Dietrich Bonhoeffer - Glauben, Verantwortung und Diesseitigkeit

Dietrich Bonhoeffer: Glauben, Verantwortung und Diesseitigkeit
Bei Bonhoeffer kommt die Theologie am Ende eines Lebens ganz aus dem eigenen Erleben. Sie ist weniger Kopfsache, fast niemals bloße Behauptung. Seine
theologischen Sätze sind erfahrungsgesättigt. So dürfen wir vermuten, dass eine
tiefe persönliche Erfahrung im Hintergrund steht, wenn Bonhoeffer schreibt:
„Gewiss ist, dass wir immer in der Nähe und der Gegenwart Gottes leben dürfen
und dass dieses Leben für uns ein ganz neues Leben ist; dass es für uns nichts
Unmögliches mehr gibt, weil es für Gott nichts Unmögliches gibt; [...] gewiss ist,
dass wir in dem allen in einer Gemeinschaft stehen, die uns trägt. Zu all dem hat
Gott in Jesus Ja und Amen gesagt. Dieses Ja und Amen ist der feste Boden, auf
dem wir stehen."
Dietrich Bonhoeffer nennt dieses Leben in der Gegenwart Gottes in seinem Brief
vom 21. Juli 1944 (einen Tag nach dem Scheitern des Attentats gegen Hitler) ein
Leben „in tiefer Diesseitigkeit":
„Ich habe in den letzten Jahren mehr und mehr die tiefe Diesseitigkeit des Christentums kennen und verstehen gelernt. [...] Später erfahre ich und erfahre es bis
zur Stunde, dass man erst in der vollen Diesseitigkeit des Lebens glauben lernt.

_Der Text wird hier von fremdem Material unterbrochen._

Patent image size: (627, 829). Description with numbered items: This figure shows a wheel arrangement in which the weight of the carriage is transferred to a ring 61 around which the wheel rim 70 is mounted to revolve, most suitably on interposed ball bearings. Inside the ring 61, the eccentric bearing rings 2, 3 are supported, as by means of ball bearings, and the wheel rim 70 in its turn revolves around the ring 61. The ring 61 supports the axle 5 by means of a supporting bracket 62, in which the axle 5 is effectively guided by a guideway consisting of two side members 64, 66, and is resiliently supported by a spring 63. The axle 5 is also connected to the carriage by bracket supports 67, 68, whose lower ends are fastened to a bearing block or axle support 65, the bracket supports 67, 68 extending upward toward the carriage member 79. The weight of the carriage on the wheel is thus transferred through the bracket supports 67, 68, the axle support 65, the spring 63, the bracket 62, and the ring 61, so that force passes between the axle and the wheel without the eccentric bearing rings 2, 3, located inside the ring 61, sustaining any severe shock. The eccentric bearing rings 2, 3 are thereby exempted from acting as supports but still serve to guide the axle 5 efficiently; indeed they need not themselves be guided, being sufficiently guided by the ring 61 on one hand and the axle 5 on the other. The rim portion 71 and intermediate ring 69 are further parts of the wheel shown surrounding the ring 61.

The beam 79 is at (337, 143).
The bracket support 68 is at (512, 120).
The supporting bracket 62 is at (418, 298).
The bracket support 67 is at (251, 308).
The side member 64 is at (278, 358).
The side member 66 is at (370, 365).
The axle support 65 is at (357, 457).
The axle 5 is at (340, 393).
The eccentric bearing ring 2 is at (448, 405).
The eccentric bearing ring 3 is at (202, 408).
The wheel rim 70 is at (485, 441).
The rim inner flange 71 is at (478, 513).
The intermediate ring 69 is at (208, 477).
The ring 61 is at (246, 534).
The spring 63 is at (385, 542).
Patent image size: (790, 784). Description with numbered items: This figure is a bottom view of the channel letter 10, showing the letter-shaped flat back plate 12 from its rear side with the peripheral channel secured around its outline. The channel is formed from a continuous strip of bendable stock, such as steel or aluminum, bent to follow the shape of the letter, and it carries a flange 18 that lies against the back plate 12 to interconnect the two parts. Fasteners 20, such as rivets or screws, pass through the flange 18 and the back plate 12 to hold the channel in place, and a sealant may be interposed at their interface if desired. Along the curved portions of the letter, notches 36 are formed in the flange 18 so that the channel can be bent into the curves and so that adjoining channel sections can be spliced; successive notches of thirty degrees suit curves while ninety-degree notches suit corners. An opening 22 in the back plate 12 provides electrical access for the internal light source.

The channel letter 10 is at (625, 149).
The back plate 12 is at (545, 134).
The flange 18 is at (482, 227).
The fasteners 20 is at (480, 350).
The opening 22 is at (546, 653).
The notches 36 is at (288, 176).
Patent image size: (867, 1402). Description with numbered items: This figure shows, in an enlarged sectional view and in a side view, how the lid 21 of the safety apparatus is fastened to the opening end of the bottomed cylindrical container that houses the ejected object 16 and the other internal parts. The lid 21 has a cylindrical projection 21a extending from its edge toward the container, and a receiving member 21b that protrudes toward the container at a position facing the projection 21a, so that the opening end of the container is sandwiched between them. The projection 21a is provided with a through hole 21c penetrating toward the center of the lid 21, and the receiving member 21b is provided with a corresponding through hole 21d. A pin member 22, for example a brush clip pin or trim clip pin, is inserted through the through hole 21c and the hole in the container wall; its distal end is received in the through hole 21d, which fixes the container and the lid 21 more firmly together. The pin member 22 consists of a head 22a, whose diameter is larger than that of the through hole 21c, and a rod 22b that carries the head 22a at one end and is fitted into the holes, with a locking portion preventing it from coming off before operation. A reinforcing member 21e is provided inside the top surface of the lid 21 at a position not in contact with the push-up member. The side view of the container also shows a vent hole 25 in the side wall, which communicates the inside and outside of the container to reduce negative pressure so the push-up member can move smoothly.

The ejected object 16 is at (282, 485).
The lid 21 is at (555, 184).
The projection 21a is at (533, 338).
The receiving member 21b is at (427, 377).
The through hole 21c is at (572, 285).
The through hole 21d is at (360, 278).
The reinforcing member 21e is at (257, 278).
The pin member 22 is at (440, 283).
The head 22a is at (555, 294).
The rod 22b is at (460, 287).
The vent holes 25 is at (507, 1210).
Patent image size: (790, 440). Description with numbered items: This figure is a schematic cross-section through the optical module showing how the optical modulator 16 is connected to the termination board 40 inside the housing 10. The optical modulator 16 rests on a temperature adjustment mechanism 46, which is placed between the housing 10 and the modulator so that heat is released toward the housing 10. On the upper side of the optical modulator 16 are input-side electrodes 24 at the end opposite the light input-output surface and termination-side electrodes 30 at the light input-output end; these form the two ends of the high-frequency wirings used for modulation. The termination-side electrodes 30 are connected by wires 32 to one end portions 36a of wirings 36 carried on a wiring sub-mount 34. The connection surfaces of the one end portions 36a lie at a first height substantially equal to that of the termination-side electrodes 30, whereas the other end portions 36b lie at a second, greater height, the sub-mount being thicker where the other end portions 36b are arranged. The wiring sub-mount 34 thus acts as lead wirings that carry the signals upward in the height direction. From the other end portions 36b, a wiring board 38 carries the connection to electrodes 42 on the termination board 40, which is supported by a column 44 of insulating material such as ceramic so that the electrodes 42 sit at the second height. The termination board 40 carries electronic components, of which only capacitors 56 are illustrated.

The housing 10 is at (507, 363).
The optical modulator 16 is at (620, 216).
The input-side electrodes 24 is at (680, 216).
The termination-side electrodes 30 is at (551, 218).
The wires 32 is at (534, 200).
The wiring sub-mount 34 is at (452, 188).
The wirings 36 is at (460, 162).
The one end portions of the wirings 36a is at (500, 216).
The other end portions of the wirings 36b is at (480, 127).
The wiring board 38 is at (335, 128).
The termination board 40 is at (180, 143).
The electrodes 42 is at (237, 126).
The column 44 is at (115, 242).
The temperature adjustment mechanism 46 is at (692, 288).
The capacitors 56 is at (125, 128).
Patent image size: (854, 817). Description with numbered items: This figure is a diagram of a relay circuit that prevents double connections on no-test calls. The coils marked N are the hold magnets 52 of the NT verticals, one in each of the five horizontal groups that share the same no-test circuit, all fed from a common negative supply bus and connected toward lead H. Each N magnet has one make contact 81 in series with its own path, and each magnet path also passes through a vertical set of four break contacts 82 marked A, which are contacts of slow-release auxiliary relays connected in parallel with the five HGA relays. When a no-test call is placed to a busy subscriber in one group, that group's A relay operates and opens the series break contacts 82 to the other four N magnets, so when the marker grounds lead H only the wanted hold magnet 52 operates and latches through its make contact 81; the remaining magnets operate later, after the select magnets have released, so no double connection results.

Wenn man völlig darauf verzichtet hat, etwas aus sich zu machen -sei es einen
Heiligen oder einen bekehrten Sünder oder einen Kirchenmann (eine so genannte priesterliche Gestalt!), einen Gerechten oder einen Ungerechten, einen
Kranken oder einen Gesunden - und dies nenne ich Diesseitigkeit, nämlich in der
Fülle der Aufgaben, Fragen, Erfolge und Misserfolge, Erfahrungen und Ratlosigkeiten leben"
(Brief vom 21.7.1944, DBW 8, 551).
Für Dietrich Bonhoeffer ist die Welt nicht verworfen, sondern in Jesus angenommen. Nicht obwohl sie ist, wie sie ist, sondern einfach so. Dieser Gott nimmt
seine Welt nicht nur „trotzdem", trotz ihrer Gottlosigkeit, trotz ihrer „Sünde" an,
sondern so, wie eine Mutter ihr Neugeborenes annimmt: Unbedingt und ganz.